Most professional firms used to be set up this way, as indeed did many local businesses, but there is a real disadvantage – the potential for unlimited liability. If something goes horribly wrong in the business, the partners' homes and any other assets could all be at risk. A structure that offers the benefits of a partnership, whilst removing this liability is therefore highly attractive. Step forward the LLP.
Limited liability is possible because, unlike a general partnership, an LLP is established as a "body corporate". It shares a number of characteristics with a regular company and is in fact legally separate from its members. An LLP can do anything a "natural" person can do such as holding property, entering into contracts and so on. It is fully liable for its debts and obligations but – and this is the key – the members' liability is limited to the amount of capital that they have contributed.
A further advantage is that, as is the case with a company, an LLP continues to exist in the event of changes to its membership due to retirement or death. This is known as perpetual succession. Unlike a company, an LLP does not issue shares; membership combines the benefits of ownership and the right to manage the business. This flexibility can be advantageous for family-owned businesses or indeed private companies where owners are unwilling to dilute their shareholdings but recognise the need to incentivise long serving staff.

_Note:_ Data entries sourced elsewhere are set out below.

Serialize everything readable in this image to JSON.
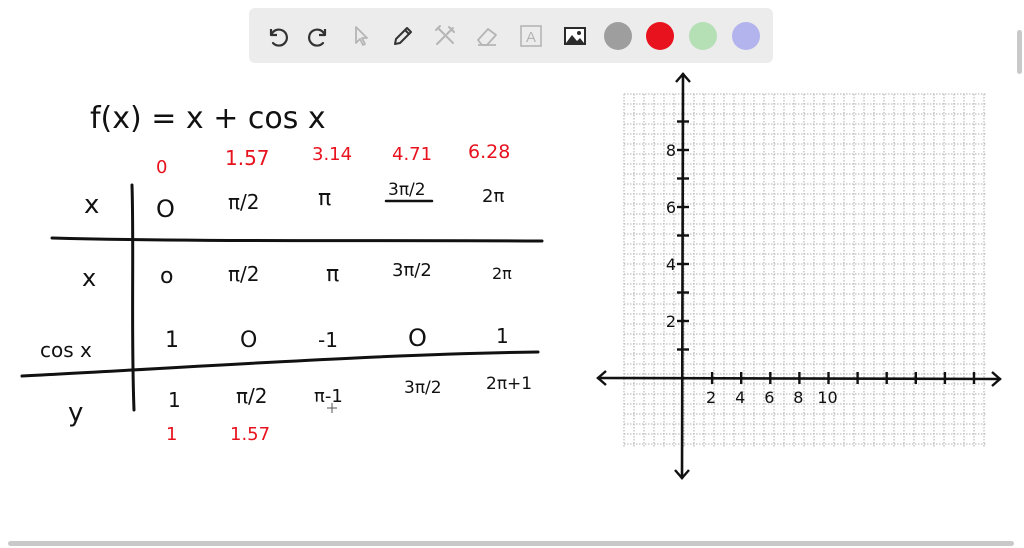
{
  "toolbar": {
    "tools": [
      {
        "name": "undo-icon"
      },
      {
        "name": "redo-icon"
      },
      {
        "name": "pointer-icon"
      },
      {
        "name": "pen-icon"
      },
      {
        "name": "tools-icon"
      },
      {
        "name": "eraser-icon"
      },
      {
        "name": "text-icon",
        "glyph": "A"
      },
      {
        "name": "image-icon"
      }
    ],
    "colors": [
      "#9e9e9e",
      "#e8121e",
      "#b5dfb5",
      "#b3b3ee"
    ]
  },
  "board": {
    "equation": "f(x) = x + cos x",
    "top_values": [
      "0",
      "1.57",
      "3.14",
      "4.71",
      "6.28"
    ],
    "table": {
      "header_label": "x",
      "header": [
        "O",
        "π/2",
        "π",
        "3π/2",
        "2π"
      ],
      "rows": [
        {
          "label": "x",
          "cells": [
            "o",
            "π/2",
            "π",
            "3π/2",
            "2π"
          ]
        },
        {
          "label": "cos x",
          "cells": [
            "1",
            "O",
            "-1",
            "O",
            "1"
          ]
        },
        {
          "label": "y",
          "cells": [
            "1",
            "π/2",
            "π-1",
            "3π/2",
            "2π+1"
          ]
        }
      ]
    },
    "bottom_values": [
      "1",
      "1.57"
    ],
    "graph": {
      "x_ticks": [
        "2",
        "4",
        "6",
        "8",
        "10"
      ],
      "y_ticks": [
        "8",
        "6",
        "4",
        "2"
      ]
    }
  }
}
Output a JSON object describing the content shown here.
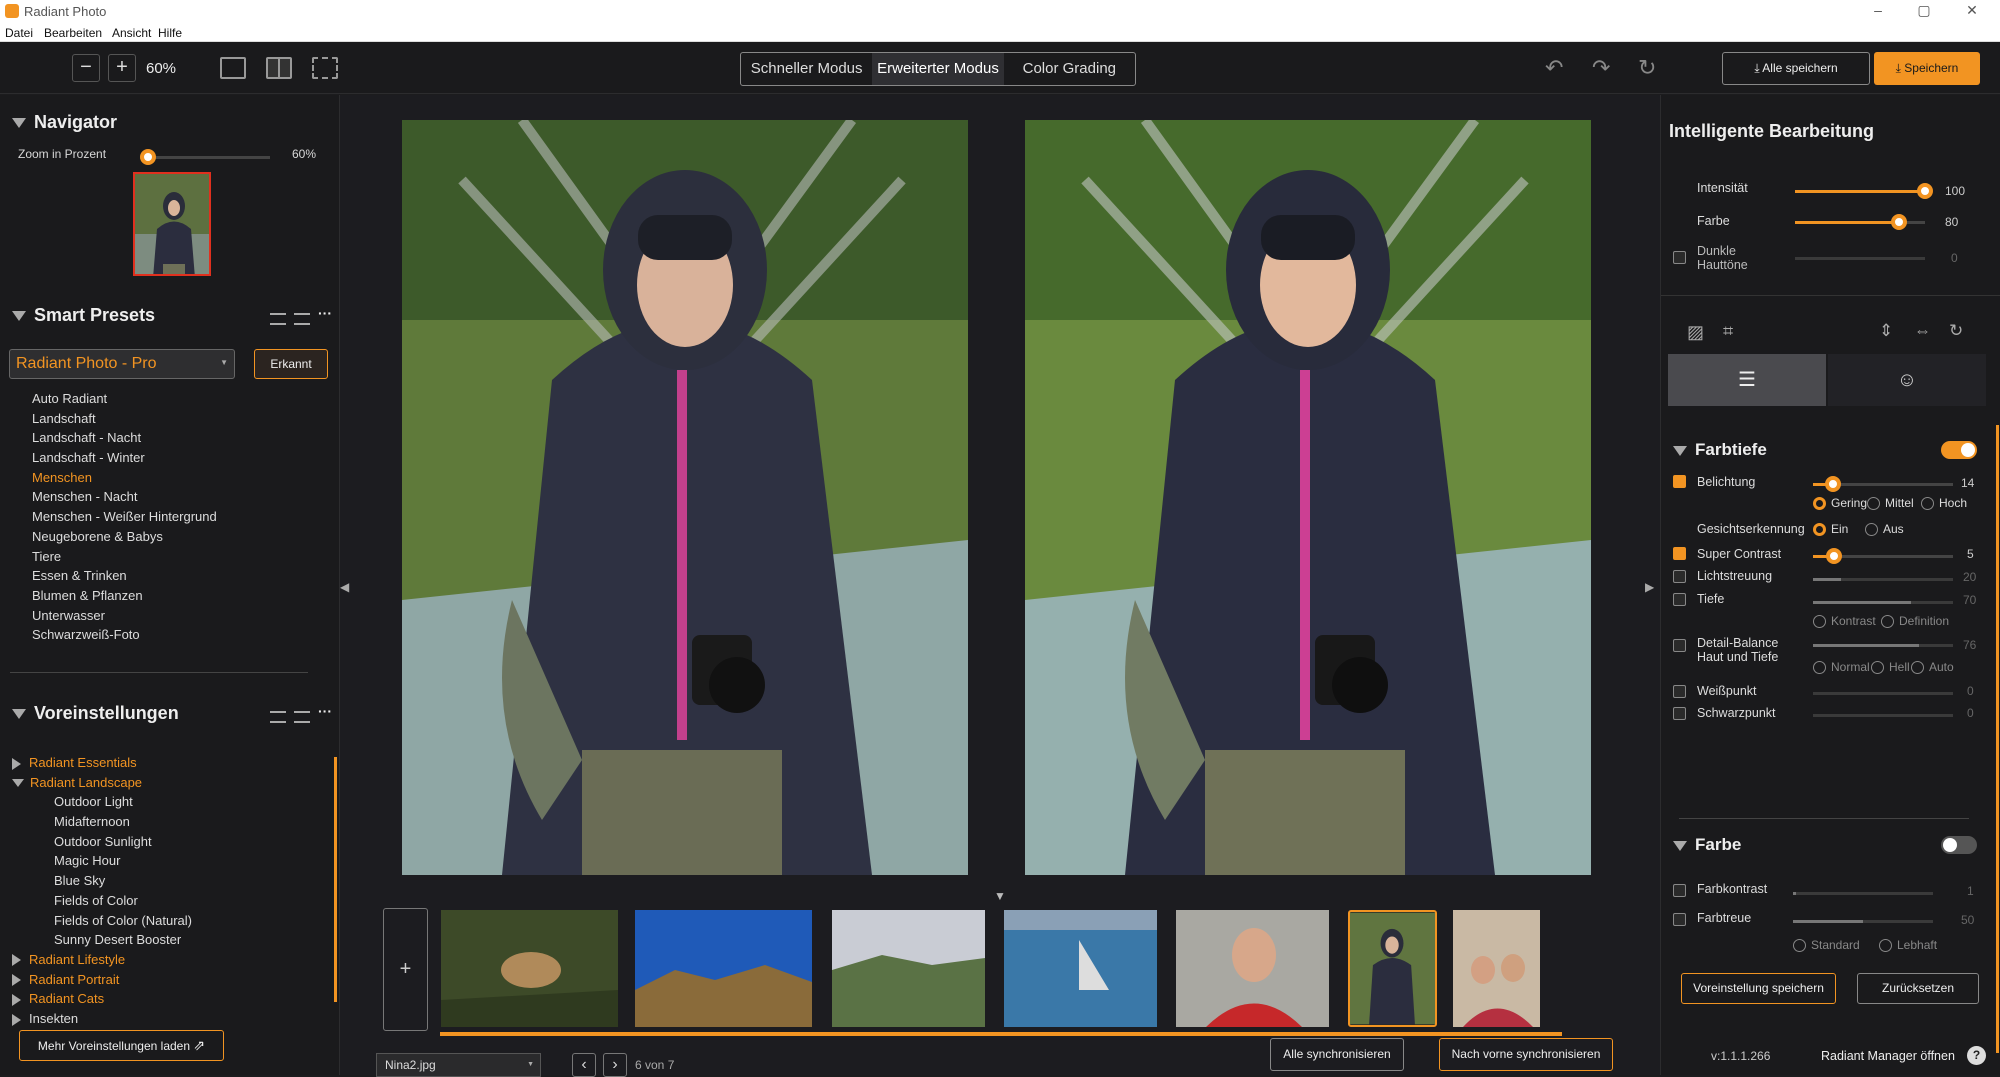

The LLP legislation came into force in Gibraltar on 24 March 2016 under the terms of the Limited Liability Partnerships Act 2009. There must be a minimum of two partners, who may be either individuals or companies. The LLP must be registered with Companies House, the Employment Service and the Income Tax Office but the partnership agreement is not filed nor open for public inspection. Annual accounts for both the business concerned and its partners must be submitted. There is no minimum capital contribution required.
Finally the LLP must maintain a registered office locally where its register of partners, accounts and other papers must be kept. A resident agent must also be locally based.
It remains to be seen how successful this new financial tool will be – much will depend on how we in the industry go about promoting it. But I welcome its introduction if for no other reason than being able to answer my "new friend" in Manchester. It shows that Gibraltar is still moving ahead, regardless of any referendum result, and that we are continuing to develop and broaden as a venue for international finance. And that is a very powerful message.
The content of this article is intended to provide a general guide to the subject matter. Specialist advice should be sought about your specific circumstances.